Dover isn’t just a dividend stock—it’s also a fundamentally strong company.

  • Revenue Growth: Over the past year, revenue totaled $7.75 billion, with a 1.3% year-over-year increase in the most recent quarter. Growth isn’t explosive, but it’s steady.
  • Profitability: The company has a profit margin of 34.82% and an operating margin of 17.41%, both solid numbers for an industrial firm.
  • Return on Equity (ROE): At 23.22%, Dover’s ROE shows strong profitability and efficient use of capital.

While it may not be a high-growth stock, Dover maintains stable financials that make it a reliable dividend payer.

Valuation and Stock Performance

Dover’s stock price is currently at $185.64, down from its 52-week high of $222.31. While the stock has performed well over the long run, recent movements have been more volatile.

Looking at its valuation:

📌 Trailing P/E: 18.44 – reasonable for an industrial leader
📌 Forward P/E: 19.80 – slightly above its historical range
📌 PEG Ratio (5-year expected): 2.34 – suggests the stock may be fairly valued
📌 Price-to-Book: 3.67 – slightly higher than usual

At these levels, the stock isn’t particularly cheap, but it’s not overpriced either. Investors looking for a better entry point might consider waiting for a pullback closer to the $175 range, which would make the dividend yield a bit more attractive.

Risks and Considerations

Every stock carries some level of risk, and Dover is no exception.

⚠️ Economic Sensitivity: As an industrial company, Dover’s business depends on economic cycles. During recessions, demand for its products can slow down, potentially impacting revenue.

⚠️ Interest Rates and Debt: With a debt-to-equity ratio of 45.49%, Dover’s balance sheet is solid but not immune to rising interest rates.
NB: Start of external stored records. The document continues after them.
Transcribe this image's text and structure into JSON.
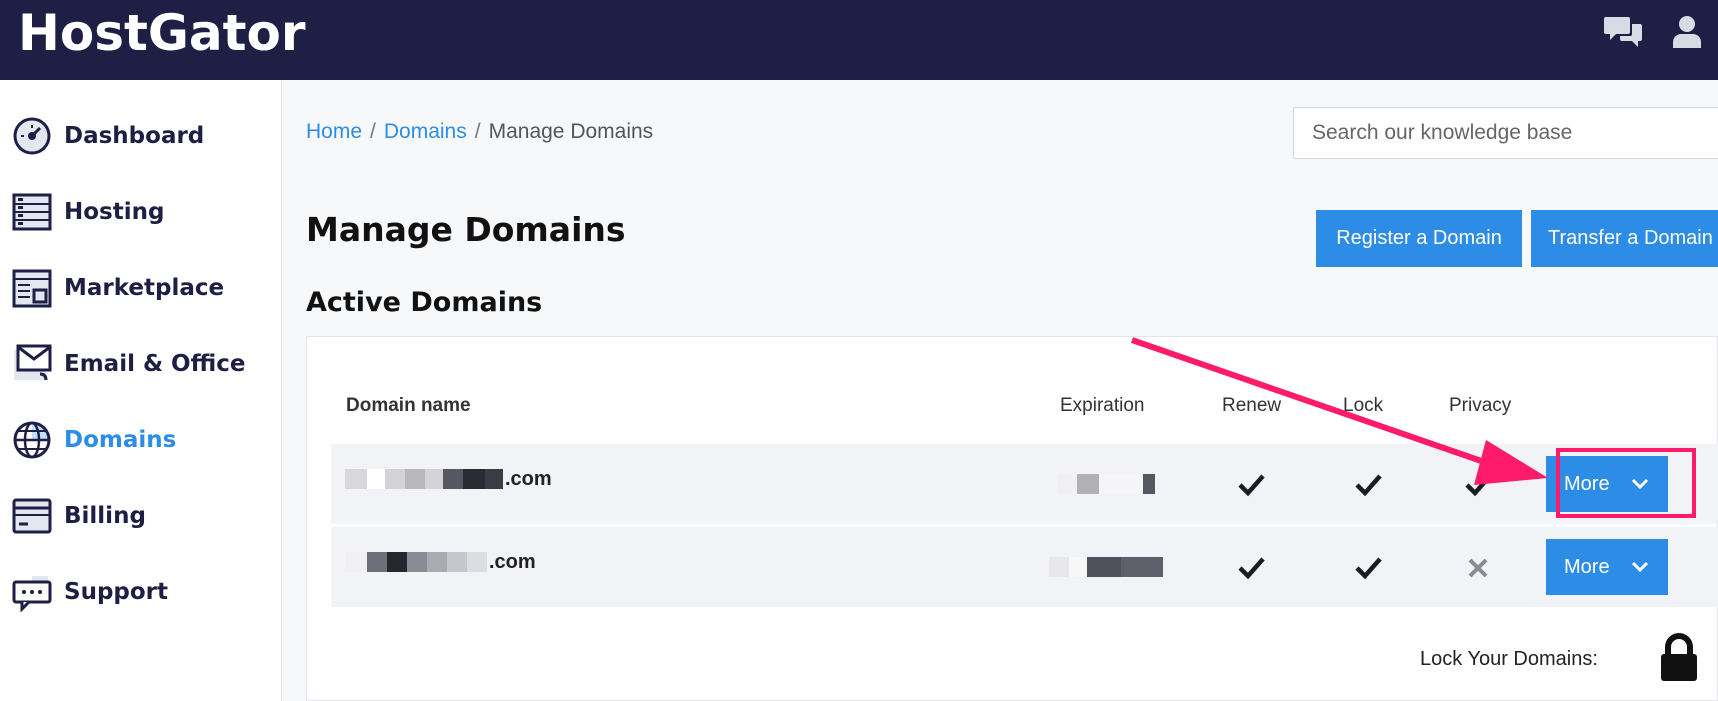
{
  "brand": {
    "logo": "HostGator"
  },
  "topbar": {
    "chat_icon": "chat-bubbles-icon",
    "user_icon": "user-icon"
  },
  "sidebar": {
    "items": [
      {
        "label": "Dashboard",
        "icon": "dashboard-gauge-icon"
      },
      {
        "label": "Hosting",
        "icon": "hosting-server-icon"
      },
      {
        "label": "Marketplace",
        "icon": "marketplace-icon"
      },
      {
        "label": "Email & Office",
        "icon": "email-icon"
      },
      {
        "label": "Domains",
        "icon": "globe-icon",
        "active": true
      },
      {
        "label": "Billing",
        "icon": "billing-icon"
      },
      {
        "label": "Support",
        "icon": "support-chat-icon"
      }
    ]
  },
  "breadcrumb": {
    "home": "Home",
    "domains": "Domains",
    "current": "Manage Domains",
    "separator": "/"
  },
  "search": {
    "placeholder": "Search our knowledge base"
  },
  "header": {
    "title": "Manage Domains",
    "register_label": "Register a Domain",
    "transfer_label": "Transfer a Domain"
  },
  "active_domains": {
    "title": "Active Domains",
    "columns": {
      "domain": "Domain name",
      "expiration": "Expiration",
      "renew": "Renew",
      "lock": "Lock",
      "privacy": "Privacy"
    },
    "rows": [
      {
        "domain_suffix": ".com",
        "renew": true,
        "lock": true,
        "privacy": true,
        "more_label": "More"
      },
      {
        "domain_suffix": ".com",
        "renew": true,
        "lock": true,
        "privacy": false,
        "more_label": "More"
      }
    ]
  },
  "lock_domains": {
    "label": "Lock Your Domains:"
  },
  "colors": {
    "accent": "#2d8de6",
    "topbar": "#1f1f45",
    "annotation": "#ff1a6a"
  }
}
Higher borrowing costs could impact future profitability.

⚠️ Slower Dividend Growth: Recent dividend increases have been small, with the latest at just 1.3%. For investors looking for aggressive dividend growth, this could be a drawback.

⚠️ Competitive Landscape: Dover competes with industrial giants like Emerson Electric and Parker Hannifin. Increased competition or market shifts could pressure earnings over time.

Final Thoughts

Dover Corporation is one of the most reliable dividend stocks out there, with an incredible 68-year track record of dividend increases. It has strong cash flow, a low payout ratio, and financial stability that ensures dividends remain secure.

That said, the current yield isn’t particularly high, and the dividend growth rate has slowed in recent years. Investors who prioritize dividend safety and long-term reliability will likely find Dover appealing. However, those looking for higher yields or faster-growing dividends may want to explore other options.

For long-term investors, Dover remains a steady, well-run industrial company with a dependable payout history. The stock isn’t at a bargain price right now, but if it pulls back to around $175, it could be a more attractive opportunity for those looking to add a strong dividend stock to their portfolio.